La présence des forces canadiennes dans le sud du pays nous paraît nécessaire. Il s’agit donc d’obtenir des autres pays de l’OTAN les moyens permettant aux forces canadiennes de mieux assurer la sécurité de la population. En effet, l’insécurité ambiante et la menace des talibans et de diverses organisations criminelles chassent les acteurs du développement et il ne peut pas y avoir de progrès sur ce point si l’insécurité persiste.

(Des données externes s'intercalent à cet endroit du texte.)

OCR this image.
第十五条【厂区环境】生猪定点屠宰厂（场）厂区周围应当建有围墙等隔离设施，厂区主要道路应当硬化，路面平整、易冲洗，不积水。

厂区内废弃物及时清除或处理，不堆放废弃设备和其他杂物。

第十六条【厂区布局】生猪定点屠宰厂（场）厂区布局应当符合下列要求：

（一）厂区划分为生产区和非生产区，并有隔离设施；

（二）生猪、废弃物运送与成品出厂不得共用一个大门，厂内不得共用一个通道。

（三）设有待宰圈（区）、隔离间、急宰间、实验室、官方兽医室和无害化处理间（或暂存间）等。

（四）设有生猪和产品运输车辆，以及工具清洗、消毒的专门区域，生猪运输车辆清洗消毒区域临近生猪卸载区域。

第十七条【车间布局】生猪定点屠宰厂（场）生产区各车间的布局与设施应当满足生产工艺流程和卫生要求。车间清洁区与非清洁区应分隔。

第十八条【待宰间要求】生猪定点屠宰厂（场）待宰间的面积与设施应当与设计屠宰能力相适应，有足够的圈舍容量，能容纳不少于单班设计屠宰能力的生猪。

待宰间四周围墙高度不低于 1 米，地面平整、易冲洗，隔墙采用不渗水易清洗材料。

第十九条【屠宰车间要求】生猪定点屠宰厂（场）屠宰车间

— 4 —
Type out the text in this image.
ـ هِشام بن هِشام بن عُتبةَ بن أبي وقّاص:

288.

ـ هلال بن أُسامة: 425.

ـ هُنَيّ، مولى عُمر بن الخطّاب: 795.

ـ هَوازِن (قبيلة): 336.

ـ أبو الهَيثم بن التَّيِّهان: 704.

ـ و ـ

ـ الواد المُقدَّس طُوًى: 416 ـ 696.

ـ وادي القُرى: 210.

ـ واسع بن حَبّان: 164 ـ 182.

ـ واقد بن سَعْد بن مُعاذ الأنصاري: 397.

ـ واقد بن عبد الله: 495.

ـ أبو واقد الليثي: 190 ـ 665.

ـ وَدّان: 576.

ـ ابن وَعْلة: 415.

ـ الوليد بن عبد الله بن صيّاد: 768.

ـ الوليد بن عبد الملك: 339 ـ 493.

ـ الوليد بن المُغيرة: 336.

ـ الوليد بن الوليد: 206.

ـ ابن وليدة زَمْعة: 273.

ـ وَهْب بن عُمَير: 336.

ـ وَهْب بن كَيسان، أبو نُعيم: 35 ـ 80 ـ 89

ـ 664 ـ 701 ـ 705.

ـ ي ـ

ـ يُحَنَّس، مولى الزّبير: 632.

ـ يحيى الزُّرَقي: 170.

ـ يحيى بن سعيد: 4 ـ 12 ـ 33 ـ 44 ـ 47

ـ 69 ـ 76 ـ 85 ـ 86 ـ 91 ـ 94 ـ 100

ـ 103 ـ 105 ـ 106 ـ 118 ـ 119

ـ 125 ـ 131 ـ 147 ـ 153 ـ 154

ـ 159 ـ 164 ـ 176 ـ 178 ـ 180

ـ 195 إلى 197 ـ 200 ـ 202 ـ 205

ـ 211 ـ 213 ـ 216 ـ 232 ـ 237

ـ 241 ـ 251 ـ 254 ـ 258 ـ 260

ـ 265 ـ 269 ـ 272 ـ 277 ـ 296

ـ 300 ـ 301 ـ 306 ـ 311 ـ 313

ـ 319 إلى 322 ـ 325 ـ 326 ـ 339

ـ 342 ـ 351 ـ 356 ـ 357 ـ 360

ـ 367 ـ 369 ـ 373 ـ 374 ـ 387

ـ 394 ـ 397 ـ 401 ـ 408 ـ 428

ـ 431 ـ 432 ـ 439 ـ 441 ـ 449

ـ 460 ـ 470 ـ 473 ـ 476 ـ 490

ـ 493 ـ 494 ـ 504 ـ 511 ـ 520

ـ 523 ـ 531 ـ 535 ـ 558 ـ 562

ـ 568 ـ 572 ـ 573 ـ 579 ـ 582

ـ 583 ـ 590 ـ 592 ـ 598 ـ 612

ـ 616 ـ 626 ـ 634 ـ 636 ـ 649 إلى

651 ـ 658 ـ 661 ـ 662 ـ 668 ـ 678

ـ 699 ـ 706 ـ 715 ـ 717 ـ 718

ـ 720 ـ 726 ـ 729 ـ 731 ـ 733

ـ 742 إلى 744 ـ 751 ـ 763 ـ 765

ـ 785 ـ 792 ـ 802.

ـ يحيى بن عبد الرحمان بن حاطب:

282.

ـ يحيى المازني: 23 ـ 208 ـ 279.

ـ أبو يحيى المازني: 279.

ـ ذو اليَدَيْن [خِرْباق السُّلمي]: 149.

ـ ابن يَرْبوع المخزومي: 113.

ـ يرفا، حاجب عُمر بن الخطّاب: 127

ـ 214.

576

Les régions du nord et de l’ouest du pays montrent bien ce qui peut être fait une fois la sécurité assurée. Dans les régions où la rébellion armée ne sévit pas, le gouvernement central et ses partenaires internationaux sont parvenus à améliorer notablement la vie des populations et les crédits de développement ont pu être engagés de manière beaucoup plus efficace.
On relève des progrès aussi sur le plan de la reconstruction et du développement, mais ces progrès tardent à améliorer la vie des populations. Par rapport à l’année dernière, on relève d’importants progrès au niveau macroéconomique. En 2006, le PIB est passé à 6,7 milliards de dollars. On constate une amélioration à deux chiffres du commerce extérieur et un doublement des capacités du gouvernement à assurer les rentrées fiscales. On a vu naître aussi un certain nombre de petites et moyennes entreprises, notamment dans les secteurs de la construction et de l’agroalimentaire. Un secteur bancaire a pu se constituer, ce qui est vrai aussi du secteur des télécommunications et on relève, en outre, une augmentation des investissements étrangers.
Et pourtant, malgré cette rapide croissance du PIB, 3 p. 100 seulement des Afghans interrogés répondent que le plus grand succès du gouvernement central est croissance économique. C’est dire que les progrès de l’économie n’ont pas jusqu’ici profité aux citoyens. La plupart en effet n’ont pas d’emploi régulier, c’est-à-dire d’emploi leur permettant de vivre correctement l’année durant.
Les Afghans sont pris au piège de l’endettement. La pauvreté alimente la colère à l’égard du gouvernement central et pousse de nombreux jeunes, notamment dans le sud, à reprendre les armes pour rallier la rébellion ou s’allier à divers groupes armés leur versant un salaire.
Le programme phare, c’est-à-dire le programme de solidarité nationale, a permis des progrès tangibles dans les villages et donné aux Afghans la possibilité de participer de manière plus directe aux affaires publiques. Le manque de débouchés et d’accès au crédit continue de faire obstacle au développement d’une production agricole licite et, dans de nombreuses régions, l’insécurité et les surcoûts liés à l’insuffisance des approvisionnements en eau et en électricité ainsi que la pénurie de crédit, notamment pour les prêts de moyenne importance, sont autant d’obstacles à l’activité des commerçants et des entrepreneurs.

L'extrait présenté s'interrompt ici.